||Volume 12, Number 5, March 2000
Is there life after teaching?
by Verena Foxx
When you wake up day after day and realize that your wrinkles are no longer from lack of sleep, overwork, or a late night, it may be time to accept that age has created the new look. I recently acknowledged this fact and thought I’d better start to look at the ominous “p” and “r” words of professional life—pension and retirement.
As a regular reader of Teacher, I have many times glossed over the retirement seminar listings (“oh yeah, those…”). This January I finally cut out that section, marked the applicable Vancouver date on all my calendars, secured my son’s Saturday morning soccer rides, and even invited a couple of colleagues to join me at the retirement planning session. It was a day well spent.
The information said “Saturday from 09:00 to 16:00; bring your recent pension statement and a calculator.” I managed that, conveniently walked to the hotel venue, ran into a few colleagues going in, and was directed into one of two lecture rooms with a thick booklet, “Planning a Positive Retirement,” compiled by the Retired Teachers’ Association, the BCTF, and the Teachers’ Pension Plan.
The agenda promised a 10:30 refreshment break, a no-host lunch break, and out the door by 15:30!
By the end of the day my head was spinning with information, but I had learned a lot. Even if I could never qualify for the plum 35-year, 70% pension, there were other ways to make the plan work for me. I knew about the 10-year minimum, the “90” factor, and about maximizing my education to get five best years of salary. Still, I hadn’t dared to calculate what I’d actually get, having started my teaching career rather late. Now I can hardly wait to click on www.pensions.gov.bc.ca (the superannuation Web site) to play with the pension estimator. I really understand the importance of getting an updated CPP (Canada Pension Plan) contribution statement. I comprehend a reduced versus unreduced pension; and the important decisions that have to be made about pension payments to affect legal and birthed loved ones. I freak out at the idea that the pension indexing fund could run out by 2025; and I see the urgency of keeping Canada’s Pension Plan out of the hands of certain politicians.

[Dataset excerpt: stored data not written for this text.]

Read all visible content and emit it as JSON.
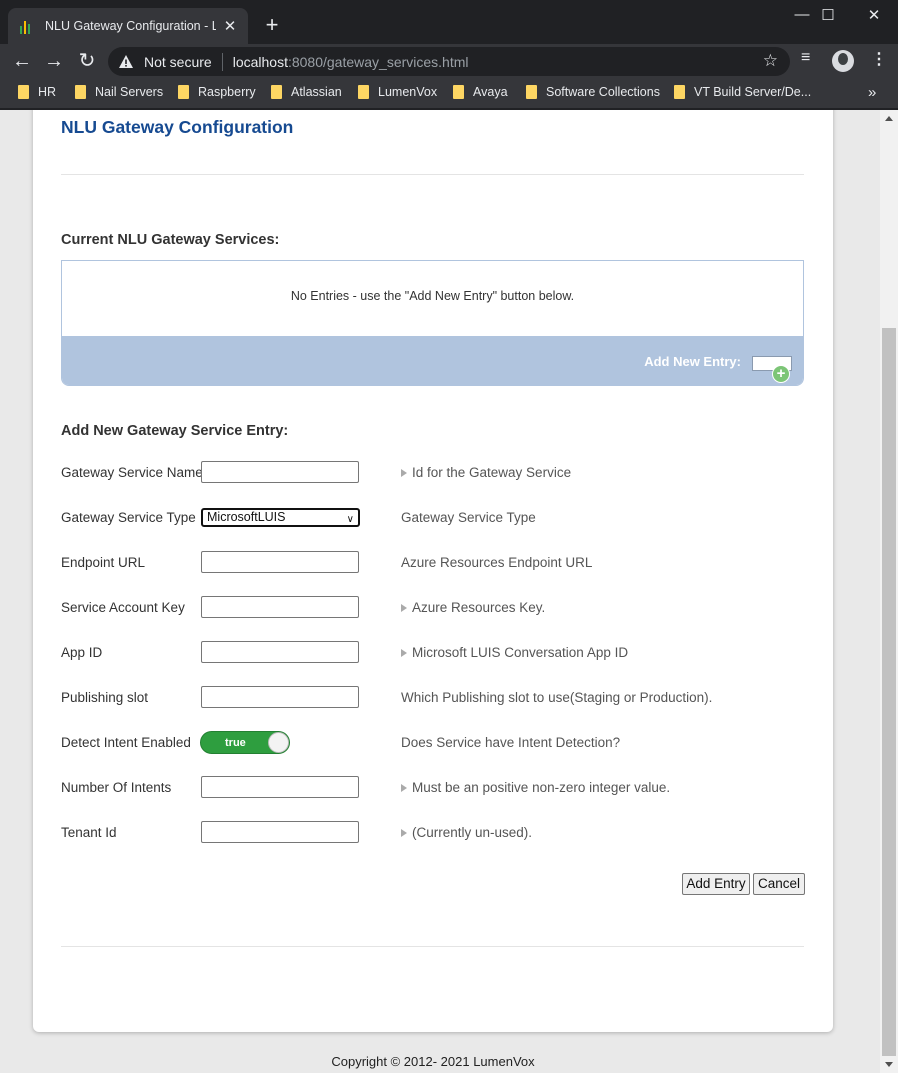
{
  "browser": {
    "tab_title": "NLU Gateway Configuration - Lur",
    "tab_close": "✕",
    "new_tab": "+",
    "security_text": "Not secure",
    "url_host": "localhost",
    "url_path": ":8080/gateway_services.html",
    "bookmarks": [
      "HR",
      "Nail Servers",
      "Raspberry",
      "Atlassian",
      "LumenVox",
      "Avaya",
      "Software Collections",
      "VT Build Server/De..."
    ],
    "bookmarks_more": "»"
  },
  "page": {
    "title": "NLU Gateway Configuration",
    "current_services_title": "Current NLU Gateway Services:",
    "empty_message": "No Entries - use the \"Add New Entry\" button below.",
    "add_new_entry_label": "Add New Entry:",
    "form_title": "Add New Gateway Service Entry:",
    "footer": "Copyright © 2012- 2021 LumenVox"
  },
  "form": {
    "fields": [
      {
        "label": "Gateway Service Name",
        "value": "",
        "help": "Id for the Gateway Service",
        "help_arrow": true
      },
      {
        "label": "Gateway Service Type",
        "value": "MicrosoftLUIS",
        "help": "Gateway Service Type",
        "help_arrow": false
      },
      {
        "label": "Endpoint URL",
        "value": "",
        "help": "Azure Resources Endpoint URL",
        "help_arrow": false
      },
      {
        "label": "Service Account Key",
        "value": "",
        "help": "Azure Resources Key.",
        "help_arrow": true
      },
      {
        "label": "App ID",
        "value": "",
        "help": "Microsoft LUIS Conversation App ID",
        "help_arrow": true
      },
      {
        "label": "Publishing slot",
        "value": "",
        "help": "Which Publishing slot to use(Staging or Production).",
        "help_arrow": false
      },
      {
        "label": "Detect Intent Enabled",
        "value": "true",
        "help": "Does Service have Intent Detection?",
        "help_arrow": false
      },
      {
        "label": "Number Of Intents",
        "value": "",
        "help": "Must be an positive non-zero integer value.",
        "help_arrow": true
      },
      {
        "label": "Tenant Id",
        "value": "",
        "help": "(Currently un-used).",
        "help_arrow": true
      }
    ],
    "add_button": "Add Entry",
    "cancel_button": "Cancel"
  },
  "colors": {
    "title_blue": "#164a91",
    "list_header": "#b0c4de",
    "toggle_green": "#2e9e3f"
  }
}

The speakers, both from the BCTF and RTA, were excellent. They provided lots of valuable information, and were very patient with all our questions. Most of the nearly 200 attendees seemed just as enthusiastic as I felt. For Terry Schuss of Vancouver, it was his second time at a planning session. He found his first experience “overwhelming,” but after he went home and crunched his numbers, he felt comfortable coming back for a catch-up. Les Rose, also of Vancouver, added that he’d been “many times” and still keeps on learning. Susan Bremness of Delta said, “It puts it all in perspective for me. I’m still about five years away from retirement, but now I have a vision of what I can do. It was very useful.” Others recommended “anyone over the age of 40 should go and then come back closer to retirement to see what has changed.” Attendees remarked that they now knew where to go for information, and which questions to ask. Everyone that I talked to, including non-teacher spouses, found it to be a very effective use of their otherwise precious Saturday. “It’s prudent to check out options,” concluded Jan Miko of Vancouver as she was leaving, “and to make long-term plans.”
Verena Foxx teaches at David Livingstone Elementary School, Vancouver.